In contrast, if the trader had sold the EUR/USD currency pair at 1.1200 and bought it back at 1.1190, the trade would have lost 10 pips. In this case, the loss would be $100 (10 pips x $10 per pip). It is crucial to note that the position size also affects the profit and loss calculation. For example, if the trader had bought one mini lot instead of one standard lot, the profit or loss would have been $10 instead of $100.

PC is also essential in risk management in forex trading. Forex traders need to determine their stop-loss and take-profit levels based on the PC of the currency pair being traded. A stop-loss order is an instruction to close a trade automatically if the value of the currency pair moves against the trader beyond a certain point. A take-profit order is an instruction to close a trade automatically if the value of the currency pair reaches a certain level of profit for the trader.
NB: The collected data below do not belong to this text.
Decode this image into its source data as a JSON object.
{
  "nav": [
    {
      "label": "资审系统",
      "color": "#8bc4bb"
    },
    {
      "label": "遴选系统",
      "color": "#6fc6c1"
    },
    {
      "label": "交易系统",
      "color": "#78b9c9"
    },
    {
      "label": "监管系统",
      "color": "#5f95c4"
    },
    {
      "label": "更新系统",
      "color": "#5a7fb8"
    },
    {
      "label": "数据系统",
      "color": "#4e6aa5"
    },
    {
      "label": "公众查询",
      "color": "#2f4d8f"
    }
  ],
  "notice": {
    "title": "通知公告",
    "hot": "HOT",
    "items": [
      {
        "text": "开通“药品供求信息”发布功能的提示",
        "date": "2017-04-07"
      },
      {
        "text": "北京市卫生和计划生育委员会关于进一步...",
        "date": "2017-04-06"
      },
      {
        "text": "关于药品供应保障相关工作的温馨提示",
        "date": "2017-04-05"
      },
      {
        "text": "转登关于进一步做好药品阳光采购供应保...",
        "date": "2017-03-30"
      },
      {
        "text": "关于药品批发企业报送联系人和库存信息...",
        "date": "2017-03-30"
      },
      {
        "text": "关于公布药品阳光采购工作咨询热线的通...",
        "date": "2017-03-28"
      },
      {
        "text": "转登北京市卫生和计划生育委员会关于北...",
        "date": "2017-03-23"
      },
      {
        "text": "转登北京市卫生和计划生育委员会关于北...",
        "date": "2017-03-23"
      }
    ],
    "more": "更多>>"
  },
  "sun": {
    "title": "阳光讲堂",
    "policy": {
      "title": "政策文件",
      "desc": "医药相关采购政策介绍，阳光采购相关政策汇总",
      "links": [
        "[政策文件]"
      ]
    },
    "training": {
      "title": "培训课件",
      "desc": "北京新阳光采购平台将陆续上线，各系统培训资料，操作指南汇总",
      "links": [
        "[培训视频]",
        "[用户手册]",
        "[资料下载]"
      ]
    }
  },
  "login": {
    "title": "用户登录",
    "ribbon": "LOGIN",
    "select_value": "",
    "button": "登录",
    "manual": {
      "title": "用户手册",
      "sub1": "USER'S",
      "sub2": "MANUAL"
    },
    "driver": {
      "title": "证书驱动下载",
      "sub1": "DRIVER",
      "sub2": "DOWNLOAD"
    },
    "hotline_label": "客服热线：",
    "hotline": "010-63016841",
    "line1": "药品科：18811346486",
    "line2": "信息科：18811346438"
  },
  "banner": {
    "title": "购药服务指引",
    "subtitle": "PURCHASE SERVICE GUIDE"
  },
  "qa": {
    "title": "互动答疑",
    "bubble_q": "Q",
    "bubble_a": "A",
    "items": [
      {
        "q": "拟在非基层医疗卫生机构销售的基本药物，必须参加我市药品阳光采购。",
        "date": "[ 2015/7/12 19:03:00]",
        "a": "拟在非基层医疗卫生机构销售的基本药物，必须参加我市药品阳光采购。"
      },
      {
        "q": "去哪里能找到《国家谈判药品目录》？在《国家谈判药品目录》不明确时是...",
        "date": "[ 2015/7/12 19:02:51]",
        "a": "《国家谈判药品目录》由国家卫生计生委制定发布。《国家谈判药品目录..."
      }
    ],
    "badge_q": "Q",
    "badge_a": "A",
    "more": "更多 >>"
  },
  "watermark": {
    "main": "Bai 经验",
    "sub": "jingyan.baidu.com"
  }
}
For example, if a trader buys one standard lot of the EUR/USD currency pair at 1.1200 and sets a stop-loss at 1.1180, the stop-loss level is 20 pips away from the entry price. If the PC of the EUR/USD currency pair is 0.0001, the stop-loss level is $20 away from the entry price ($1 x 20 pips x $10 per pip). Therefore, the trader is risking $200 (20 pips x $10 per pip x 1 standard lot) on the trade.

In conclusion, PC is a critical concept in forex trading as it helps traders calculate their profits and losses accurately. Understanding PC also helps in risk management by determining stop-loss and take-profit levels. Forex traders need to be aware of the PC of the currency pairs they are trading and the position size to calculate their profits and losses correctly.